Mengingat bentuknya yang ringkas (dan kini juga menjamur sepeda lipat yang bisa dibuat lebih ringkas lagi), enam sepeda bisa termuat dalam lajur jalan yang digunakan oleh satu mobil. Belum lagi untuk parkir: satu spasi parkir untuk satu mobil bisa digunakan untuk memarkir 20 sepeda. Efisiensi sepeda dalam hal emisi karbon sebagai substituen mobil untuk perjalanan pendek adalah akar pangkat tiga dibandingkan emisi dari mobil.

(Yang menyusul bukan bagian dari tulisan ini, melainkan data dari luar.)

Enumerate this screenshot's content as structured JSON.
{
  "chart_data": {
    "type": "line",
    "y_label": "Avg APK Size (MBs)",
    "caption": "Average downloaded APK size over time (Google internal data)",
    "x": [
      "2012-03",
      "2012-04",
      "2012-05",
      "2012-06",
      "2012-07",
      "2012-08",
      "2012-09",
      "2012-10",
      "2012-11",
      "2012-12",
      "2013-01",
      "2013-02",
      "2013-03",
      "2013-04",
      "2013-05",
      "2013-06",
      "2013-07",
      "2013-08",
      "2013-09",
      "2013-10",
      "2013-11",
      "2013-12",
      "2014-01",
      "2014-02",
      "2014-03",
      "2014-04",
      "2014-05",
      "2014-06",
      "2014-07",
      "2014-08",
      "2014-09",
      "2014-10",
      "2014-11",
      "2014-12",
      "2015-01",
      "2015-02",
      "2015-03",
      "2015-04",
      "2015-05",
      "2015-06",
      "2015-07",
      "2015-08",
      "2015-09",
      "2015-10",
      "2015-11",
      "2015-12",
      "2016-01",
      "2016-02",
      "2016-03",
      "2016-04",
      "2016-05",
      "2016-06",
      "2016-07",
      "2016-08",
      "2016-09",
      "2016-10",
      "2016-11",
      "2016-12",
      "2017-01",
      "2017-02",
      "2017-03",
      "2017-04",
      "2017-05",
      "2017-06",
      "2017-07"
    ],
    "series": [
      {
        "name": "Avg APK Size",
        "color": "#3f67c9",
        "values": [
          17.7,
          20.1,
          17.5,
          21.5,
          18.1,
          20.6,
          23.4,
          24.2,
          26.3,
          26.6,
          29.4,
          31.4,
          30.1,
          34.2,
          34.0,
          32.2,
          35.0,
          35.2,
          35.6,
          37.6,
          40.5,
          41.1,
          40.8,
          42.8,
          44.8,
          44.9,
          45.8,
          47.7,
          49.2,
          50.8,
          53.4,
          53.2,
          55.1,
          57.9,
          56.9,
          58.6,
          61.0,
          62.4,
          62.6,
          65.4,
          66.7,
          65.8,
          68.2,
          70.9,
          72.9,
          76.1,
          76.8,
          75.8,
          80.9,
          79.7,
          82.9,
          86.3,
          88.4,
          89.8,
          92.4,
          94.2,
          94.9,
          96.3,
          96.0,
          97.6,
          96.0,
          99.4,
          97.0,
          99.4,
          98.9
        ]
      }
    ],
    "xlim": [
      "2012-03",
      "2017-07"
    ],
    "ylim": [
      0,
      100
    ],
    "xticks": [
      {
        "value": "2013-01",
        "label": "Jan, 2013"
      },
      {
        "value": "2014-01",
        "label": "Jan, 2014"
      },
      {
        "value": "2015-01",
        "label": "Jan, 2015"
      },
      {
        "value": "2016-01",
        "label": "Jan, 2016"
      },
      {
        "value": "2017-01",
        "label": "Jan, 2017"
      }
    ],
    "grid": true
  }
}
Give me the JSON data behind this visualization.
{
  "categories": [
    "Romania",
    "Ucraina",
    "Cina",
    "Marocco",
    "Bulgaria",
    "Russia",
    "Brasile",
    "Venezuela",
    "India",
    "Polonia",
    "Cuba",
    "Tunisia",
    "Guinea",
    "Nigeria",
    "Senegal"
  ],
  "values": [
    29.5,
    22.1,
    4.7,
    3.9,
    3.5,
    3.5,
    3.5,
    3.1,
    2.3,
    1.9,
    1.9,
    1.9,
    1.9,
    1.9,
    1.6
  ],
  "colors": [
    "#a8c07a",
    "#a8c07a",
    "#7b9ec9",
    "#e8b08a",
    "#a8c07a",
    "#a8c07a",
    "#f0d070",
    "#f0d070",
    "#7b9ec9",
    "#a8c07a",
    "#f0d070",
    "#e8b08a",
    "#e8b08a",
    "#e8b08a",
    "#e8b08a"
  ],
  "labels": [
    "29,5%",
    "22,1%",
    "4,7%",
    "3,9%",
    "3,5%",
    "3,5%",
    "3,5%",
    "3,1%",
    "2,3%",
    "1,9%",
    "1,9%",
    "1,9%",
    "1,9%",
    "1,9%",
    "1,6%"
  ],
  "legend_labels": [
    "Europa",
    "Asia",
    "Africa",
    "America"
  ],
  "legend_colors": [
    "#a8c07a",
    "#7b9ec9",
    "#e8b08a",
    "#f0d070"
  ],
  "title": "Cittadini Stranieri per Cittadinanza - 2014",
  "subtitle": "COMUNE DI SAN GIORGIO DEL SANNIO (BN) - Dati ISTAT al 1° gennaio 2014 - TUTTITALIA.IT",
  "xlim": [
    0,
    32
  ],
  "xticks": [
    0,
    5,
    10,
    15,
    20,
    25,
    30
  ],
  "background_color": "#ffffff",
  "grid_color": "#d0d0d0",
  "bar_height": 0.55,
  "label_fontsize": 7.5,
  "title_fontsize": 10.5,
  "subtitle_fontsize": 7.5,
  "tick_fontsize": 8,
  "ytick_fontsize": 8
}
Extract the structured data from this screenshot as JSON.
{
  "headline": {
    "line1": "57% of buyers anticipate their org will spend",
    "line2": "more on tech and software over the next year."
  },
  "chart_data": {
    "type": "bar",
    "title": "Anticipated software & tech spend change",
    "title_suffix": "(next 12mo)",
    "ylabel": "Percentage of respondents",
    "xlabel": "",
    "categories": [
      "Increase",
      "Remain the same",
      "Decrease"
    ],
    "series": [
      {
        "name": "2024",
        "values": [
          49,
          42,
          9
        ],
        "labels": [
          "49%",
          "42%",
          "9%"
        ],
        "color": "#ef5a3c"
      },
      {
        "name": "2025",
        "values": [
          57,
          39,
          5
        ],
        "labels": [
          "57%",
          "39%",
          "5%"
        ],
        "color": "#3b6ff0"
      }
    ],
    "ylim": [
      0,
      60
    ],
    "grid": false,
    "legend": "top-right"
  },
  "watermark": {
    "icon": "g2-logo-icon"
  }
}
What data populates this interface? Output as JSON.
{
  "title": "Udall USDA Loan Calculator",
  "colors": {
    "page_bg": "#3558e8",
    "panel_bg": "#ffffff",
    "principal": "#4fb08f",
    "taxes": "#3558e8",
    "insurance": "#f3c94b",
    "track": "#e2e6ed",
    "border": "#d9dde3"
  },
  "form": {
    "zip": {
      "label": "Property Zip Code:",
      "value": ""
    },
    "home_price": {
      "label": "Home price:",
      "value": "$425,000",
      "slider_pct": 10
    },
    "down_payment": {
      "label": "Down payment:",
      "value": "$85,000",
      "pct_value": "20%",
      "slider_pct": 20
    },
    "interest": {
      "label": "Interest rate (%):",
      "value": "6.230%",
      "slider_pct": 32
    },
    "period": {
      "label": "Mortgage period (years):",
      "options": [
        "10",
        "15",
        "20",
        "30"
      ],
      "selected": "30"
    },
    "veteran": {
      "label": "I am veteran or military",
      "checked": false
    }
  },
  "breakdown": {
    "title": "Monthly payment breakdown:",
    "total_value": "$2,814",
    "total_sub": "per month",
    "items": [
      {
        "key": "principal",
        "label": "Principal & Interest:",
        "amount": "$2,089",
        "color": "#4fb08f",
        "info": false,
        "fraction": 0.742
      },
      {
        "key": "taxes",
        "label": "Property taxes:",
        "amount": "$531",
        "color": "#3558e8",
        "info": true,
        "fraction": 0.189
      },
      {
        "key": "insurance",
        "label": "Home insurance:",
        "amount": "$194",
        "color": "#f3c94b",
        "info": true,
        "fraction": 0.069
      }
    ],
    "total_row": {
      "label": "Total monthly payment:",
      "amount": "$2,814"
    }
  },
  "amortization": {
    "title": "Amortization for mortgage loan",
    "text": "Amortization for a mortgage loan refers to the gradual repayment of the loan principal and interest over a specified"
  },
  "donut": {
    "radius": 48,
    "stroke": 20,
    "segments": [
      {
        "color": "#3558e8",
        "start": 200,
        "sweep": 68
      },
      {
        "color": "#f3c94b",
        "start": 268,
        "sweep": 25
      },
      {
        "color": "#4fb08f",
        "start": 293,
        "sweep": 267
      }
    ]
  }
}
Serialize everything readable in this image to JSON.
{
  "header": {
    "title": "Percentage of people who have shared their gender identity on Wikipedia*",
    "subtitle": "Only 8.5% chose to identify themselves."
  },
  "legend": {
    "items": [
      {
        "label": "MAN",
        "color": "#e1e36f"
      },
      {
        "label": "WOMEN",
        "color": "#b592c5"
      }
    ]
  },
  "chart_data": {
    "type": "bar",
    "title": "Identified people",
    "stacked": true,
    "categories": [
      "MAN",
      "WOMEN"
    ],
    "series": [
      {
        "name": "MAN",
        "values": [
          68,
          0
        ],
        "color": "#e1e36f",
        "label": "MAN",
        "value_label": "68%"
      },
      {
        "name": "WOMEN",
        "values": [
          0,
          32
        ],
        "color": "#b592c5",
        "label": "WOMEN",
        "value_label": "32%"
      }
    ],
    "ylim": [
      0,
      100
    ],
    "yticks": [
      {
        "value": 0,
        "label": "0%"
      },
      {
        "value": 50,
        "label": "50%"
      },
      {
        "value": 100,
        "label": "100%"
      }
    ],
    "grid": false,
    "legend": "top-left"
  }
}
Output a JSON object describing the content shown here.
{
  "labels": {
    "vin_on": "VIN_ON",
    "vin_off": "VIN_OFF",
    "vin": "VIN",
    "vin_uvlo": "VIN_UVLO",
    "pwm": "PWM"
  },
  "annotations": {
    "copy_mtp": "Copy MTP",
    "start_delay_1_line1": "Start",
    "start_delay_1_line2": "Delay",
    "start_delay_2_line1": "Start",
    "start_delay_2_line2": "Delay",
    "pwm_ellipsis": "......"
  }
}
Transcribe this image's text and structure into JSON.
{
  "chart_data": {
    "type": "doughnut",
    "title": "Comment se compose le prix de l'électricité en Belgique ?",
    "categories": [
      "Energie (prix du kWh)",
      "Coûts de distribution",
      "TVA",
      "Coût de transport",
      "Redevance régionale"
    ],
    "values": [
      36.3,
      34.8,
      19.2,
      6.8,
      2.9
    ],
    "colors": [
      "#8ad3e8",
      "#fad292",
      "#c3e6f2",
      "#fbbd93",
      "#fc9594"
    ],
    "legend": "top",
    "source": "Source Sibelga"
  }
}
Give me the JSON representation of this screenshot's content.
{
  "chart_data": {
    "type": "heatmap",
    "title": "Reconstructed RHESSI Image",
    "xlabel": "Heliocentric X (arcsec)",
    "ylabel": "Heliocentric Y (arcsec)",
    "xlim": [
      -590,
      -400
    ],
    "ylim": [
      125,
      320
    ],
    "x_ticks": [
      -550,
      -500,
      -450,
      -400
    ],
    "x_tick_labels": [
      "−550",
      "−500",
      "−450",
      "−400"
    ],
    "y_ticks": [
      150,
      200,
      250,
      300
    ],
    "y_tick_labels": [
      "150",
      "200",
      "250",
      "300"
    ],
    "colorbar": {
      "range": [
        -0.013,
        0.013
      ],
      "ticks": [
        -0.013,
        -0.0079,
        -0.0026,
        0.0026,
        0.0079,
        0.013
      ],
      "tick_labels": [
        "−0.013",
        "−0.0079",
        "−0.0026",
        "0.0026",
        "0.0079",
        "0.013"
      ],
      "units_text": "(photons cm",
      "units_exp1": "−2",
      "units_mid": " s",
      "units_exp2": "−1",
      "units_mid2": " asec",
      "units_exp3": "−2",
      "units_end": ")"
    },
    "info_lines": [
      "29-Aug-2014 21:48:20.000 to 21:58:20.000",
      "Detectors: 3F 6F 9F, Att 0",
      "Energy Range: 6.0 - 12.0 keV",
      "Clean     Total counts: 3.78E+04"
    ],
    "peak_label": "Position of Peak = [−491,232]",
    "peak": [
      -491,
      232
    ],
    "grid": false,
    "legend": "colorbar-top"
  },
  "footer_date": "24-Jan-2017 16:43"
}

Membandingkan efisiensi sepeda dengan mobil mungkin terkesan tidak “apple-to-apple“. Akan tetapi, tidak bisa tidak, jika ingin meninjaunya dari sisi upaya penekanan jumlah emisi karbon atau okupasi lahan publik, pembandingan ini mestilah dilakukan.
Dan seperti yang sudah saya singgung di atas, efisiensi sepeda bukan hanya berefek pada lingkungan, melainkan juga kesehatan. Sepeda sangat ideal untuk mengembalikan keseimbangan asupan kalori dan pengeluaran rutin seseorang untuk biaya kesehatan: mengurangi penyakit-penyakit kardiovaskuler, osteoporosis, arthritis, dan memperkuat sistem kekebalan tubuh.
Jika negara-negara Eropa (dan China) sudah menyiapkan infrastruktur yang memadai untuk menyambut ledakan sepeda—dan ledakan pertumbuhan ekonomi baru—bagaimana dengan Indonesia?
Kita masih perlu berpikir dan bekerja keras bahkan hanya untuk memperbaiki sarana umum yang paling dasar: jalur pejalan kaki. Hampir seluruh trotoar ibu kota (kecuali jalur protokol Sudirman-Thamrin) sudah diokupasi oleh pedagang dan…motor. Di sebuah jalan utama di Jakarta Barat, trotoar bahkan diratakan untuk menjadi bagian dari lahan parkir sebuah restoran besar, membuat pejalan kaki mesti berhati-hati jika melintas di situ, atau terkena risiko terserempet mobil.
Artinya, terlepas dari menjamurnya pengguna sepeda, pemangku kebijakan sepertinya tidak bisa terburu-buru memenuhi kebutuhan pesepeda sebelum kebutuhan paling hakiki dari jalan, yakni trotoar, dibenahi.
Hal lain yang juga menjadi perhatian saya adalah menjaga paradigma bahwa sepeda adalah modal pengganti kendaraan bermotor. Artinya, penggunaan sepeda idealnya bersifat substitutif, bukan sekadar adisional. Memang, tidak dapat dipungkiri, lanskap dan tata kota di Jakarta kerap memaksa orang memiliki rumah yang jauh dari tempat bekerja, sehingga amatlah berat (walau bukan tidak mungkin) jika orang yang tinggal di Bekasi, misalnya, mesti menggunakan sepeda sehari-hari ke kantor di Kebon Jeruk.
Risiko dari menganggap sepeda sebatas pada moda adisional membuat upaya pengurangan emisi karbon seperti sia-sia, karena pada kenyataannya mereka masih bergantung pada mobil atau motornya untuk perjalanan sehari-hari. Lebih buruk lagi, seperti fenomena yang kerap saya amati, jika sepeda hanya berfungsi sebagai bagian dari tren dan gaya hidup sehingga para pesepeda lebih sering disibukkan oleh gonta-ganti aksesoris dan memikirkan rencana jalan-jalan.